On 17 December, the President of the 74th session of the General Assembly, Tijjani Muhammad-Bande convened a High-level event for the closing of the 2019 International Year of Indigenous Languages, in line with 2018 General Assembly resolution 73/156.

Background

The critical situation of Indigenous languages directly affects their users. This situation also carries a special and wider significance for all of us because of their role and relevance in peace building, good governance, sustainable development and reconciliation.

Language is one of the fundamental preconditions for human development, dialogue, reconciliation, tolerance, diversity and the peaceful existence of human societies. People need language to communicate with one another and to pass on, from generation to generation, knowledge, ideas, beliefs and traditions, which are essential for their recognition, well-being, evolution and peaceful co-existence.

Despite their immense value, languages continue to disappear at alarming rates.
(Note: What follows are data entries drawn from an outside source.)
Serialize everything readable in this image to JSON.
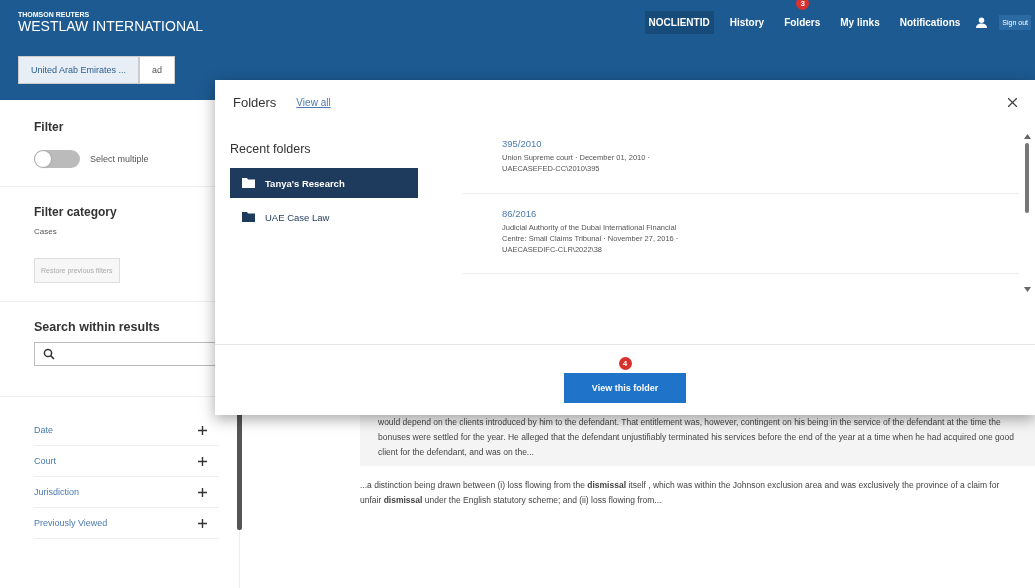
{
  "header": {
    "brand_small": "THOMSON REUTERS",
    "brand": "WESTLAW INTERNATIONAL",
    "nav": [
      {
        "label": "NOCLIENTID",
        "selected": true
      },
      {
        "label": "History",
        "selected": false
      },
      {
        "label": "Folders",
        "selected": false,
        "badge": "3"
      },
      {
        "label": "My links",
        "selected": false
      },
      {
        "label": "Notifications",
        "selected": false
      }
    ],
    "sign_out": "Sign out"
  },
  "search_tabs": [
    {
      "label": "United Arab Emirates ...",
      "selected": true
    },
    {
      "label": "ad",
      "selected": false
    }
  ],
  "sidebar": {
    "filter_title": "Filter",
    "toggle": {
      "label": "Select multiple",
      "on": false
    },
    "category_title": "Filter category",
    "category_value": "Cases",
    "restore_button": "Restore previous filters",
    "search_title": "Search within results",
    "facets": [
      {
        "label": "Date"
      },
      {
        "label": "Court"
      },
      {
        "label": "Jurisdiction"
      },
      {
        "label": "Previously Viewed"
      }
    ]
  },
  "snippets": [
    {
      "text": "would depend on the clients introduced by him to the defendant. That entitlement was, however, contingent on his being in the service of the defendant at the time the bonuses were settled for the year. He alleged that the defendant unjustifiably terminated his services before the end of the year at a time when he had acquired one good client for the defendant, and was on the...",
      "shaded": true
    },
    {
      "text": "...a distinction being drawn between (i) loss flowing from the **dismissal** itself , which was within the Johnson exclusion area and was exclusively the province of a claim for unfair **dismissal** under the English statutory scheme; and (ii) loss flowing from...",
      "shaded": false
    }
  ],
  "folders_popup": {
    "title": "Folders",
    "view_all": "View all",
    "recent_title": "Recent folders",
    "folders": [
      {
        "name": "Tanya's Research",
        "selected": true
      },
      {
        "name": "UAE Case Law",
        "selected": false
      }
    ],
    "documents": [
      {
        "title": "395/2010",
        "meta": "Union Supreme court  ·  December 01, 2010  ·  UAECASEFED-CC\\2010\\395"
      },
      {
        "title": "86/2016",
        "meta": "Judicial Authority of the Dubai International Financial Centre: Small Claims Tribunal  ·  November 27, 2016  ·  UAECASEDIFC-CLR\\2022\\38"
      }
    ],
    "badge": "4",
    "button": "View this folder"
  }
}
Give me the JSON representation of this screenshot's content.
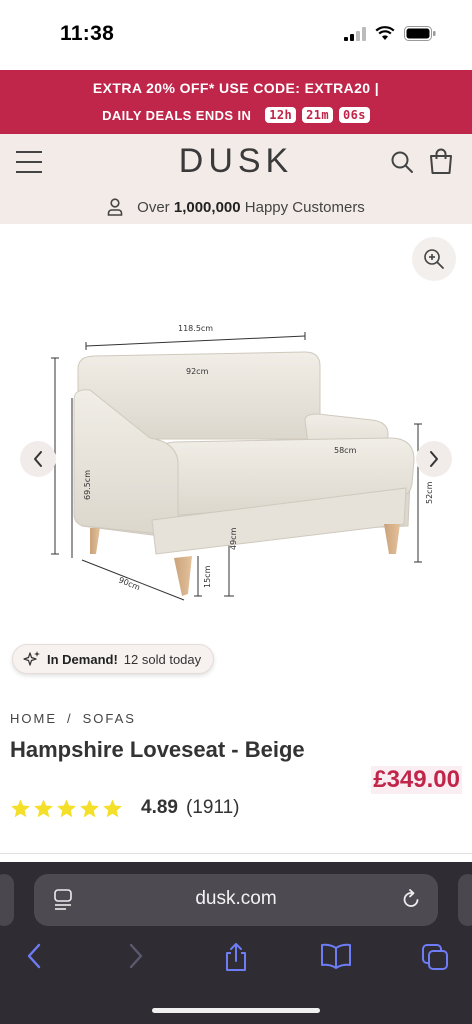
{
  "status_bar": {
    "time": "11:38"
  },
  "promo": {
    "line1": "EXTRA 20% OFF* USE CODE: EXTRA20 |",
    "deals_label": "DAILY DEALS ENDS IN",
    "hours": "12h",
    "minutes": "21m",
    "seconds": "06s",
    "bg_color": "#c0264a"
  },
  "header": {
    "logo": "DUSK"
  },
  "customers": {
    "prefix": "Over",
    "count": "1,000,000",
    "suffix": "Happy Customers"
  },
  "gallery": {
    "badge_strong": "In Demand!",
    "badge_text": "12 sold today",
    "dimensions": {
      "overall_width": "118.5cm",
      "seat_width": "92cm",
      "seat_depth": "58cm",
      "overall_height": "69.5cm",
      "seat_height": "49cm",
      "arm_height": "52cm",
      "leg_height": "15cm",
      "depth": "90cm"
    }
  },
  "product": {
    "breadcrumb": [
      "HOME",
      "/",
      "SOFAS"
    ],
    "title": "Hampshire Loveseat - Beige",
    "price": "£349.00",
    "rating": "4.89",
    "review_count": "(1911)",
    "stars": 5,
    "star_color": "#f4e02a",
    "price_color": "#c0264a"
  },
  "browser": {
    "url": "dusk.com"
  }
}
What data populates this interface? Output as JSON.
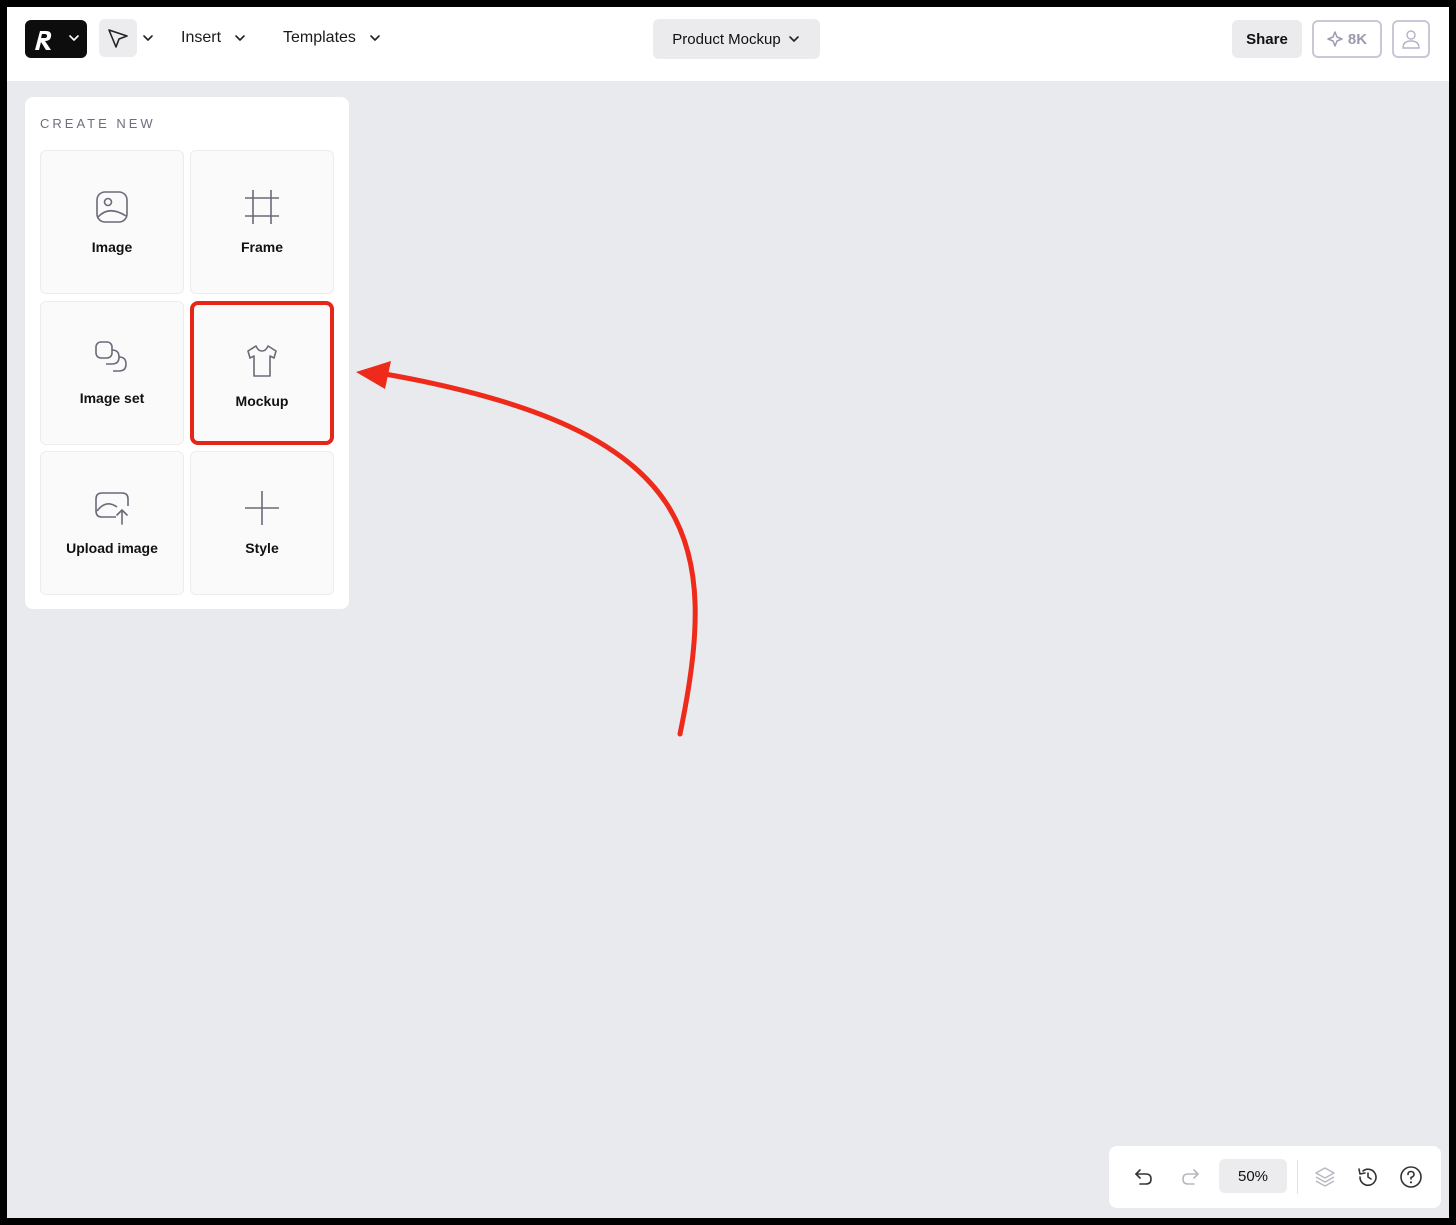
{
  "header": {
    "insert_label": "Insert",
    "templates_label": "Templates",
    "doc_title": "Product Mockup",
    "share_label": "Share",
    "credits": "8K"
  },
  "panel": {
    "heading": "CREATE NEW",
    "tiles": [
      {
        "label": "Image",
        "icon": "image-icon"
      },
      {
        "label": "Frame",
        "icon": "frame-icon"
      },
      {
        "label": "Image set",
        "icon": "image-set-icon"
      },
      {
        "label": "Mockup",
        "icon": "tshirt-icon"
      },
      {
        "label": "Upload image",
        "icon": "upload-image-icon"
      },
      {
        "label": "Style",
        "icon": "plus-icon"
      }
    ]
  },
  "toolbar": {
    "zoom": "50%"
  },
  "colors": {
    "canvas": "#e9eaee",
    "highlight": "#e7261a",
    "logo_bg": "#0d0d0d"
  }
}
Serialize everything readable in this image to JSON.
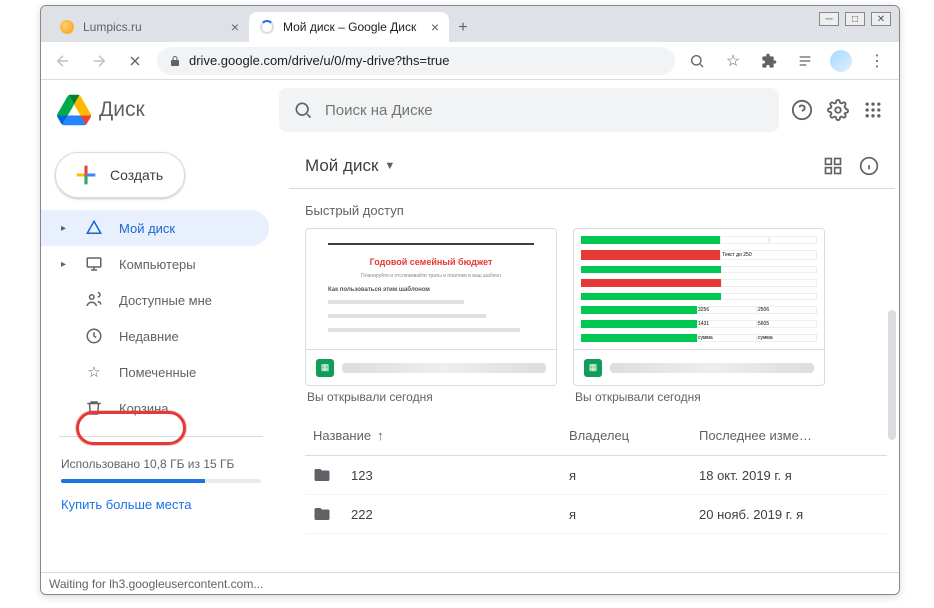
{
  "window": {
    "tabs": [
      {
        "title": "Lumpics.ru",
        "active": false
      },
      {
        "title": "Мой диск – Google Диск",
        "active": true
      }
    ],
    "url_display": "drive.google.com/drive/u/0/my-drive?ths=true",
    "status_text": "Waiting for lh3.googleusercontent.com..."
  },
  "app": {
    "logo_text": "Диск",
    "search_placeholder": "Поиск на Диске"
  },
  "sidebar": {
    "create_label": "Создать",
    "items": [
      {
        "id": "my-drive",
        "label": "Мой диск",
        "expandable": true,
        "active": true
      },
      {
        "id": "computers",
        "label": "Компьютеры",
        "expandable": true
      },
      {
        "id": "shared",
        "label": "Доступные мне"
      },
      {
        "id": "recent",
        "label": "Недавние"
      },
      {
        "id": "starred",
        "label": "Помеченные"
      },
      {
        "id": "trash",
        "label": "Корзина"
      }
    ],
    "storage_text": "Использовано 10,8 ГБ из 15 ГБ",
    "buy_more": "Купить больше места"
  },
  "main": {
    "breadcrumb": "Мой диск",
    "quick_access_title": "Быстрый доступ",
    "cards": [
      {
        "preview_title": "Годовой семейный бюджет",
        "subtitle": "Вы открывали сегодня"
      },
      {
        "preview_title": "",
        "subtitle": "Вы открывали сегодня"
      }
    ],
    "columns": {
      "name": "Название",
      "owner": "Владелец",
      "modified": "Последнее изме…"
    },
    "rows": [
      {
        "name": "123",
        "owner": "я",
        "modified": "18 окт. 2019 г. я"
      },
      {
        "name": "222",
        "owner": "я",
        "modified": "20 нояб. 2019 г. я"
      }
    ]
  }
}
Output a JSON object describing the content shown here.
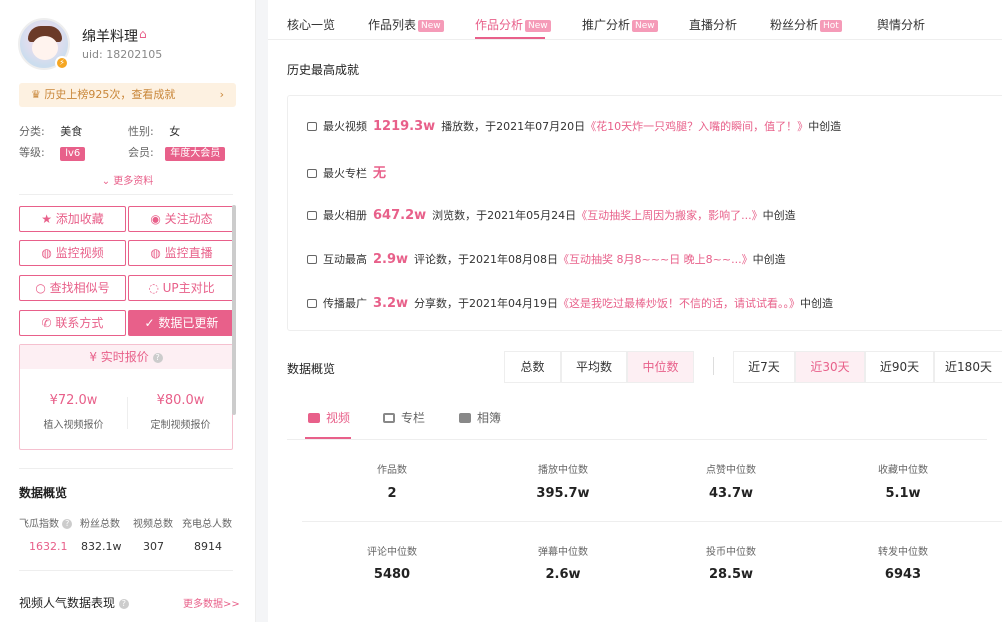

Indigenous Peoples use a vast majority of today’s endangered languages. Reasons for the endangerment of Indigenous languages vary across different communities and locations, but all represent a tremendous challenge to Indigenous Peoples. These reasons include policies that prioritize linguistic assimilation over multilingualism, educational disadvantage, illiteracy, enforced relocation, migration or other manifestations of discrimination and disadvantages. This risks a language being weakened to the point of disappearance.

Public policies on Indigenous languages, backed by the necessary resources can create an enabling environment for support, access and promotion of Indigenous languages. The survival of these languages, however, will depend on the prosperity and political influence of the language users and their ability to speak and use them in all spheres of life. Language policies, therefore, need to be complemented by policies that empower Indigenous Peoples politically, economically and socially so that they can make their livelihoods without having to give up their language and culture or to migrate out of economic need.

In practical terms, the risk is that parents and elders can no longer pass on Indigenous languages to their children and that Indigenous languages fall out of daily use. The advantage in recognizing and supporting Indigenous languages is to strengthen dignity, heritage, peaceful relations and sustainable development. The issues around indigenous languages could have much broader consequences, affecting politics, law and justice, health, cultural practices and identities, climate change, access to education, jobs, information and communication, social life and wider participation in sustainable development.